Written by John
Now that the good old days have vanished, we have a future to make for grandkids. So let’s roll up our sleeves....apply all that wisdom we are so fond of ‘splaining we’ve got and get to it while our educated, direct progeny are “Crackbooking” and Istnt msgng.
Do you realize that if we created a dot.org or a corporation and each grandparent donated a dollar to a fund, we could build anything? A privately funded educational institution. That is how many there are of us. I don’t know why it’s so impossible sounding. Everyone can spare one dollar. It’s an idea. That’s all.
I went down Main Street in Ventura, unshaven and in my farm clothes as I had forgotten as I often do in my “spirit walks” and a man gave me a dollar after he asked me if I was OK and kept forcing it on me. I was just window-shopping second-hand stores for antiques or something to paint that looked antique. Minding my own business. Looking longingly at junk. Wearing Carhartts and tennis shoes.
It was that homeless guy who gave me the vision of the Ghengis Khan horde of Grandparents swarming to unify. Do you realize how much we all know - at our age? We could actually show the world we don't have to wait around for government. We could fill it - a steel building with truth - not old farm equipment - about earth sciences to create scientists. With a beautiful telescope that tracked the universe for the internet to see. It could be a place where people in wheel chairs, with canes, and limps, and Veterans could visit and say,
I, I alone, I, a beat up old person, built this. My kids pissed away, and are continuing to piss away hundreds of dollars a month on junk food, wifi andGodknowswhat off the internet. And we, the states people of America didn’t wait around for government to bail us out - did this thing - DURING A DEPRESSION. Without me, and people such as myself, this would never have been done. My grand kids could seek truth because it was there, I put it there. I decided to find fellowship with those of wisdom - and did it. It wasn’t....oops.

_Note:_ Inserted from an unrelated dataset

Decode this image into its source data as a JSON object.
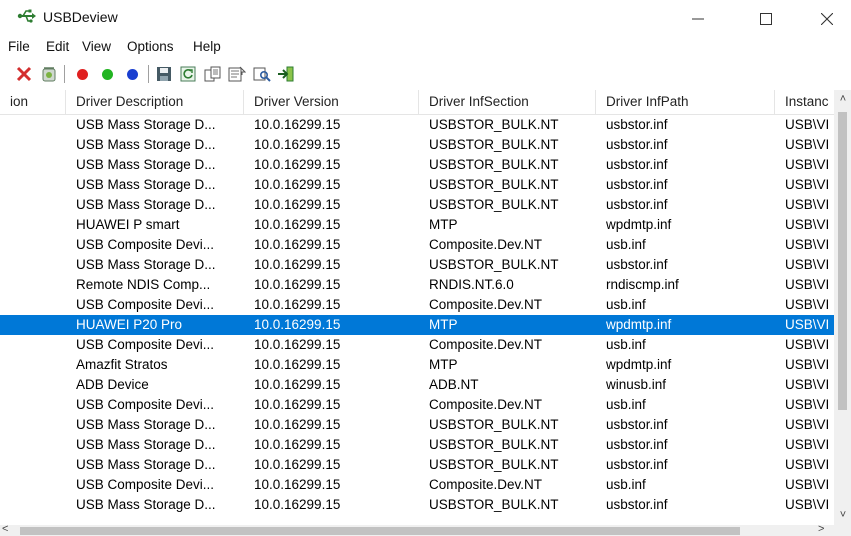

A dream. Patti just woke me up.
It’s Monday morning. Rain outside. Lots of it. I hope that hole in my boot somehow sealed during the night.
I’m going to write this because I am a dreamer like all farmers - which is reason to believe that dreams do come true if you work and rework them. Rarely is the first run perfect. No piece of good ground is weedless.
Sometimes, no, OFTEN _____ happens, as it has done in my life and yours, too, I assume. But I have no room to talk.
I had jury duty the other day and sat next to a lady in her mid-sixties, refined, educated, who basically told me, humbly, the story of a life of travel with her husband - worldwide fixing children’s maladies. Then she got to the the moral of her life, her story: She told me that her son-in-law survived a roadside IED (in a Humvee) - Iraq; that he was going back for a second tour this week; that her daughter, married to that fellow, was having a first baby - but doctors found a brain tumor in her daughter; that they had lost a house full of memories in a fire this year. She cried openly over it all. At jury duty. You know this person too, sort of, if you saw the movie, “Mask”. They were part of the team that worked on the young man with the mask.
Little things bother me even less now .
I hope she invites her family to our farm because they, of all people, deserve this place.
Remarkable country we live in, isn’t it? Remarkable people - outside of the exceptions that seem to make the news. God, bless our soldiers. Protect that young Captain, who has already been blow up once, and his men, too - and save his wife for him. So he and she can smell and taste bacon and eggs, know the warmth of a country kitchen on a rainy day like I'm so fortunate to experience. So he can experience, someday, the things he protects for us. That is what I want today. Nothing for me - for that soldier and his wife to both live to dream, too.